I work on Lua electronic device simulation plug in.
I want to make it good in design and usability, as most probably a lot of users are far from IT and debugging.
Users describe device in Lua and plug in translates it via Lua C API.
Users may misspell function names, variables types and arguments order.
Good manual helps but application shouldn't crash or provide bad described errors. I didn't find any "best practices" and want to ask experience users as I'm quite new to Lua.
Arguments' order and type
At the moment Lua functions are declared like this:
typedef struct lua_bind_func
{
int32_t ( *lua_c_api ) ( lua_State* );
const char* lua_func_name;
} lua_bind_func;
And then
{.lua_func_name="state_to_string", .lua_c_api=&lua_state_to_string},
In order to check that argument order and types are passed correct:
Create macros:
#define STRING (&lua_isstring)
#define INT (&lua_isinteger)
#define USER (&lua_islightuserdata)
Add an array to the list:
int ( *args[16] ) ( lua_State*, int index );
Change function list:
{.lua_func_name="set_callback", .lua_c_api=&lua_set_callback, .args={INT, INT}}
Argument list checker:
static void
SAFE_EXECUTE ( lua_State* L, void* curfunc )
{
int argnum = lua_gettop ( L );
for ( int i=0; lua_c_api_list[i].lua_func_name; i++ )
{
if ( curfunc == lua_c_api_list[i].lua_c_api )
{
for ( int argcount=0; lua_c_api_list[i].args[argcount]; argcount++ )
{
if ( argnum < argcount+1 )
{
IDSIMMODEL* model = ( IDSIMMODEL* ) lua_get_model_obj ( L );
print_error ( model, "Too few arguments passed to the function \"%s\"", lua_c_api_list[i].lua_func_name );
}
else if ( !lua_c_api_list[i].args[argcount] ( L, argcount+1 ) )
{
IDSIMMODEL* model = ( IDSIMMODEL* ) lua_get_model_obj ( L );
print_error ( model, "Argument %d is of wrong type", argcount+1 );
}
}
}
}
}
Then I can check argument order, their types and can create corresponding error message with mini help:
SAFE_EXECUTE ( L, &lua_set_callback );
The code doesn't handle extra arguments, but it's easy to add.
Question: Is it OK scenario or may be there is a better one?
Misspelled function names
For example I have the following code:
set_callback(time + 100 * MSEC, PC_EVENT)

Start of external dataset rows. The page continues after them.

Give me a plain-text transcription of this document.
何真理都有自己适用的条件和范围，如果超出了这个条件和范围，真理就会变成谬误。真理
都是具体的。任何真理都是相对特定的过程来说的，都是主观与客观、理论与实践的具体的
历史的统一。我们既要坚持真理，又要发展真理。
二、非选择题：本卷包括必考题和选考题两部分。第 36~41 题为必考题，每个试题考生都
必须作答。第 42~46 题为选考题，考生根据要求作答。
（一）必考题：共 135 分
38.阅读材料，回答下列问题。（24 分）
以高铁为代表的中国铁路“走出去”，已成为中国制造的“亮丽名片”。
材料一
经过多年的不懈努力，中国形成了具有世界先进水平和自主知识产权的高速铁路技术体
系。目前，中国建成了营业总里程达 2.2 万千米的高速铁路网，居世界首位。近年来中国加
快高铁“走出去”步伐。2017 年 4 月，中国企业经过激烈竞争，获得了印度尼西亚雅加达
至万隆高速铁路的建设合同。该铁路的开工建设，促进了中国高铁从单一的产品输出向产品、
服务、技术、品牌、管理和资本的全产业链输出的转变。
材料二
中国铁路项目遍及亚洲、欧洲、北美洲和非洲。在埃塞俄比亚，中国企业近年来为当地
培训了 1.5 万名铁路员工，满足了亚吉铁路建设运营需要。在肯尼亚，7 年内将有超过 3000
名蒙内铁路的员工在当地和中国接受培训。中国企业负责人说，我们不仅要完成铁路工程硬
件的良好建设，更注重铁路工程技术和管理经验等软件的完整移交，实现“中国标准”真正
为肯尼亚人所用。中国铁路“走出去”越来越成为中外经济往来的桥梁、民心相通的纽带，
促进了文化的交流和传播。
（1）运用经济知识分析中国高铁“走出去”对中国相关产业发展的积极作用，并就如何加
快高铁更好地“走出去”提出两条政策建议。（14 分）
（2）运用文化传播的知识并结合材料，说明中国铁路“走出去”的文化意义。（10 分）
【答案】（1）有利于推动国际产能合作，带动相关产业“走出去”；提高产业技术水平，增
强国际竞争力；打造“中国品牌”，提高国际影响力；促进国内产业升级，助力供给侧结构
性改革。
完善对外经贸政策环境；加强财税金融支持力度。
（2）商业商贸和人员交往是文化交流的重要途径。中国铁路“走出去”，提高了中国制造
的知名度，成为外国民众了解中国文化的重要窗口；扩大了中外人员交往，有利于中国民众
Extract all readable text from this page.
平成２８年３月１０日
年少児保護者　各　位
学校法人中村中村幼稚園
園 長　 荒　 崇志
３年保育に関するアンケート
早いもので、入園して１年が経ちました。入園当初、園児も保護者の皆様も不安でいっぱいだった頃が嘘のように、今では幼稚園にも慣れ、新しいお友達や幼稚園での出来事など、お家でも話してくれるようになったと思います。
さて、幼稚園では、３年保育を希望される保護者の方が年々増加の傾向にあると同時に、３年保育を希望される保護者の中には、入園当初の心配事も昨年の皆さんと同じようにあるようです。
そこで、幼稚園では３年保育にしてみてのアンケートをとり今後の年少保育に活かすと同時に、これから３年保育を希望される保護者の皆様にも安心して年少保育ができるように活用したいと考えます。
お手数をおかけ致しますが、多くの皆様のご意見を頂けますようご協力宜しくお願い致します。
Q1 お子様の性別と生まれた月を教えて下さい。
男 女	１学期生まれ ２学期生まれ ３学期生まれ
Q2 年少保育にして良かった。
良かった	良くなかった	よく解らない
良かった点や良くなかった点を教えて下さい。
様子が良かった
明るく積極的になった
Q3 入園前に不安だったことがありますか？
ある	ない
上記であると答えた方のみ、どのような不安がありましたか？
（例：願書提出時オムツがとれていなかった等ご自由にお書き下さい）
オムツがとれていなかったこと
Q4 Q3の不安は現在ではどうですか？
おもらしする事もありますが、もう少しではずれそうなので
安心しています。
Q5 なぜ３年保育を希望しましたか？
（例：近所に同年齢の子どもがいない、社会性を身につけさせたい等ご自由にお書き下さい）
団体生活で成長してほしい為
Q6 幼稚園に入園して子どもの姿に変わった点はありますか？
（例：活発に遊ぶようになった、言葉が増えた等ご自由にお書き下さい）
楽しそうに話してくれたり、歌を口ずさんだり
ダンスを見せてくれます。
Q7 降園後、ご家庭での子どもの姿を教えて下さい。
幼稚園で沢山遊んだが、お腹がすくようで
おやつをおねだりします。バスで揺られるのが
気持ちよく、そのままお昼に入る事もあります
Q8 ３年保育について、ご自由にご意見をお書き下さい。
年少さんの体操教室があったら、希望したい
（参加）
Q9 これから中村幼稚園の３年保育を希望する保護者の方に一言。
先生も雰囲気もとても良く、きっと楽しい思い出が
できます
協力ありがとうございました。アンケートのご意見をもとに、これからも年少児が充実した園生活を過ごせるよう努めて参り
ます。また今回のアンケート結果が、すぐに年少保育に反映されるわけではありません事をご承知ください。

set_calback(time + 200 * MSEC, PC_EVENT)
set_callback(time + 333 * MSEC, PC_EVENT)
The second one is misspelled and after this part no code is executed.
I can't understand how to catch a call to undefined function in C in order to raise adequate error.
Other pitfalls
Maybe there are more possible pitfalls I don't know about?